Migrate to confluent-kafka instead of kafka-python
ClosedPublic

Authored by olasd on Wed, Sep 11, 2:58 PM.

Details

Summary

While kafka-python is a useful library, confluent-kafka is based on rdkafka
which is the upstream-supported kafka client library, and supports more
features (e.g. proper authentication modes) which we should be using when
opening our kafka brokers to the internet.

Test Plan

tox runs

Diff Detail

Repository
rDJNL Journal infrastructure
Lint
Automatic diff as part of commit; lint not applicable.
Unit
Automatic diff as part of commit; unit tests not applicable.

Event Timeline

olasd created this revision.Wed, Sep 11, 2:58 PM
vlorentz requested changes to this revision.Wed, Sep 11, 3:29 PM
vlorentz added a subscriber: vlorentz.
vlorentz added inline comments.
swh/journal/cli.py
106–107 ↗(On Diff #6678)

If the point is to have a log before the first call to process, you could just move the other logging statement here.

swh/journal/client.py
76–99

Nitpick:

consumer_settings = {
    **consumer_settings,
    'bootstrap.servers': ','.join(brokers)
    ...
}

(for consistency with other places in the code base)

120–121

Could be an attribute of the object.

137–140

Are you sure about the error handling? I can't find doc on what a non-fatal error is, so I have no idea if it's correct...

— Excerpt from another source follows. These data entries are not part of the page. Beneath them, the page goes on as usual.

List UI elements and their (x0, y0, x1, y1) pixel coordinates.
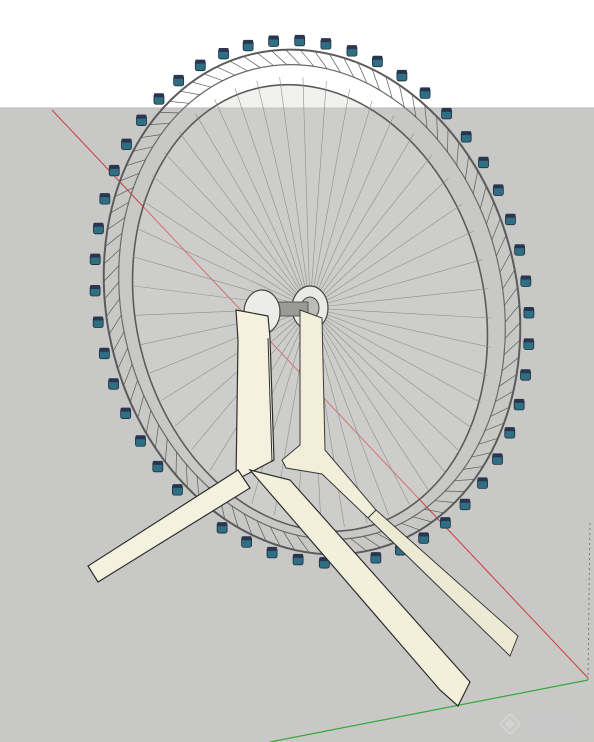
cabin (135, 435, 146, 447)
ferris-wheel-scene (0, 34, 594, 742)
truss-member (191, 81, 212, 88)
cabin (505, 213, 516, 226)
cabin (460, 131, 472, 143)
cabin (441, 107, 453, 120)
cabin (268, 35, 280, 47)
cabin (121, 138, 132, 150)
cabin (346, 45, 358, 57)
cabin (266, 546, 278, 559)
cabin (513, 398, 525, 411)
cabin (292, 553, 304, 566)
cabin (218, 47, 229, 60)
cabin (371, 55, 383, 68)
cabin (520, 369, 531, 381)
cabin (370, 552, 382, 564)
front-support-column (235, 309, 275, 482)
cabin (194, 59, 206, 72)
truss-member (229, 60, 248, 72)
cabin (523, 307, 535, 319)
diamond-logo-icon (499, 712, 521, 735)
cabin (108, 164, 120, 177)
cabin (478, 156, 489, 169)
cabin (396, 69, 408, 82)
truss-member (271, 50, 288, 65)
cabin (439, 517, 451, 529)
cabin (136, 114, 147, 126)
truss-member (216, 66, 236, 76)
truss-member (203, 73, 223, 81)
cabin (152, 460, 164, 473)
cabin (477, 477, 488, 489)
cabin (492, 184, 504, 196)
cabin (492, 453, 503, 465)
cabin (459, 498, 471, 511)
cabin (241, 536, 253, 548)
cabin (242, 39, 254, 52)
cabin (120, 407, 132, 419)
truss-member (180, 90, 200, 96)
watermark: 定鼎网 (499, 709, 588, 738)
cabin (89, 284, 101, 297)
truss-member (169, 101, 190, 104)
cabin (520, 275, 532, 287)
cabin (153, 93, 165, 105)
cabin (108, 378, 119, 390)
watermark-text: 定鼎网 (525, 713, 588, 737)
cabin (504, 427, 516, 439)
cabin (99, 193, 111, 205)
cabin (419, 87, 431, 99)
cabin (216, 522, 228, 534)
cabin (89, 253, 101, 265)
cabin (98, 347, 110, 360)
truss-member (243, 56, 261, 68)
cabin (418, 532, 430, 544)
truss-member (285, 49, 301, 66)
truss-member (257, 52, 274, 66)
cabin (92, 316, 104, 328)
cabin (514, 244, 526, 256)
cabin (93, 222, 104, 235)
cabin (294, 34, 306, 47)
cabin (523, 338, 535, 350)
cabin (173, 74, 185, 87)
cabin (320, 38, 332, 50)
cabin (171, 484, 183, 496)
truss-member (299, 49, 315, 67)
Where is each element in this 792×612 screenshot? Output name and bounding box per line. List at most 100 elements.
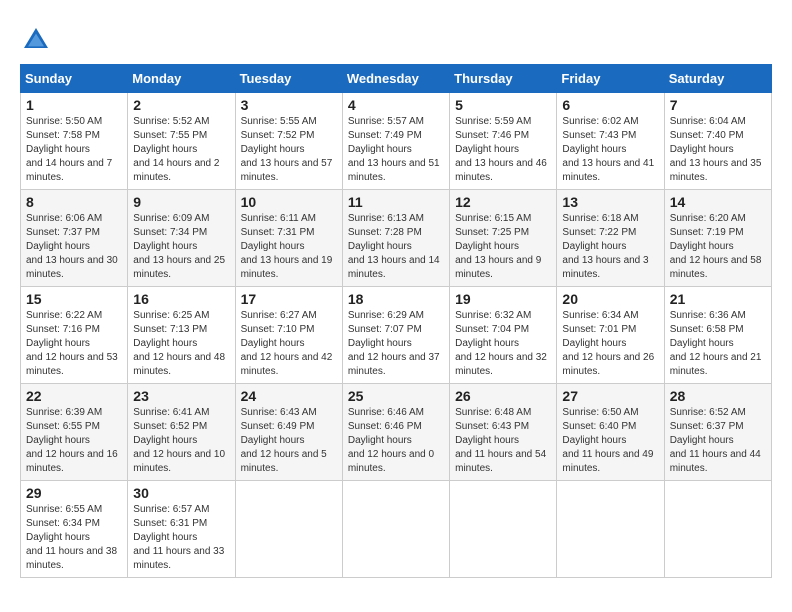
day-number: 20 [562, 291, 658, 307]
day-info: Sunrise: 6:06 AM Sunset: 7:37 PM Dayligh… [26, 212, 122, 282]
day-info: Sunrise: 5:57 AM Sunset: 7:49 PM Dayligh… [348, 115, 444, 185]
day-cell-26: 26 Sunrise: 6:48 AM Sunset: 6:43 PM Dayl… [450, 384, 557, 481]
day-cell-1: 1 Sunrise: 5:50 AM Sunset: 7:58 PM Dayli… [21, 93, 128, 190]
day-number: 25 [348, 388, 444, 404]
column-header-wednesday: Wednesday [342, 65, 449, 93]
empty-cell [342, 481, 449, 578]
day-cell-7: 7 Sunrise: 6:04 AM Sunset: 7:40 PM Dayli… [664, 93, 771, 190]
day-info: Sunrise: 6:09 AM Sunset: 7:34 PM Dayligh… [133, 212, 229, 282]
day-number: 8 [26, 194, 122, 210]
day-info: Sunrise: 6:15 AM Sunset: 7:25 PM Dayligh… [455, 212, 551, 282]
logo-icon [20, 24, 52, 56]
day-cell-2: 2 Sunrise: 5:52 AM Sunset: 7:55 PM Dayli… [128, 93, 235, 190]
day-info: Sunrise: 6:20 AM Sunset: 7:19 PM Dayligh… [670, 212, 766, 282]
day-info: Sunrise: 6:43 AM Sunset: 6:49 PM Dayligh… [241, 406, 337, 476]
day-number: 7 [670, 97, 766, 113]
week-row-4: 22 Sunrise: 6:39 AM Sunset: 6:55 PM Dayl… [21, 384, 772, 481]
column-header-saturday: Saturday [664, 65, 771, 93]
day-number: 2 [133, 97, 229, 113]
day-number: 4 [348, 97, 444, 113]
page-header [20, 20, 772, 56]
day-number: 19 [455, 291, 551, 307]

A log message may be nice.

swh/journal/direct_writer.py
73–94

swh-storage uses write_addition for content, snapshot, origin_visit, and origin. They need to be flushed too.

A boolean flag to write_addition defaulting to flushing would do it.

swh/journal/tests/conftest.py
229–230

This comment should be moved a few lines below

swh/journal/tests/test_direct_writer.py
26–49

Why not a JournalClient with max_messages=expected_messages?

swh/journal/tests/test_replay.py
61–63

missing producer.flush()

140

Isn't this simplification working only as a side-effect of the current implementation?

This revision now requires changes to proceed.Wed, Sep 11, 3:29 PM
olasd updated this revision to Diff 6681.Wed, Sep 11, 4:42 PM
olasd marked 5 inline comments as done.

Apply comments from @vlorentz

swh/journal/cli.py
106–107 ↗(On Diff #6678)

The point was to get a log message on every loop because process was blocking because I wrote buggy code. These logging statements are useless now.

swh/journal/client.py
76–99

*bleh*

120–121

Are we ever going to need to override that?

137–140

Pretty sure, yes.

I've added a log message for non-fatal errors.

swh/journal/direct_writer.py
73–94

You're right. They also needed to do that in the previous implementation (which flushed only when the library felt like it), so there's no real degradation of guarantees here.

swh/journal/tests/conftest.py
229–230

Turns out this isn't needed anymore so I scrapped it.

swh/journal/tests/test_direct_writer.py
26–49

(I kept the original rationale here)

Because we only want to test the JournalWriter in this test, not the combination of the JournalWriter *and* the Client.

swh/journal/tests/test_replay.py
140

I don't understand this question.

The whole point of this queue business was to mock what the upstream kafka consumer produces, so we don't need to add a kafka in the loop. With kafka-python, the consumer produces batches of messages grouped by partition; with confluent-kafka, it just produces a bunch of individual messages.

olasd updated this revision to Diff 6682.Wed, Sep 11, 4:43 PM

Run tox before pushing next time

vlorentz accepted this revision.Wed, Sep 11, 5:20 PM
vlorentz added inline comments.
swh/journal/client.py
120–121

I don't know

swh/journal/tests/test_direct_writer.py
26–49

You're reimplementing a large part of the Client though

This revision is now accepted and ready to land.Wed, Sep 11, 5:20 PM
This revision was automatically updated to reflect the committed changes.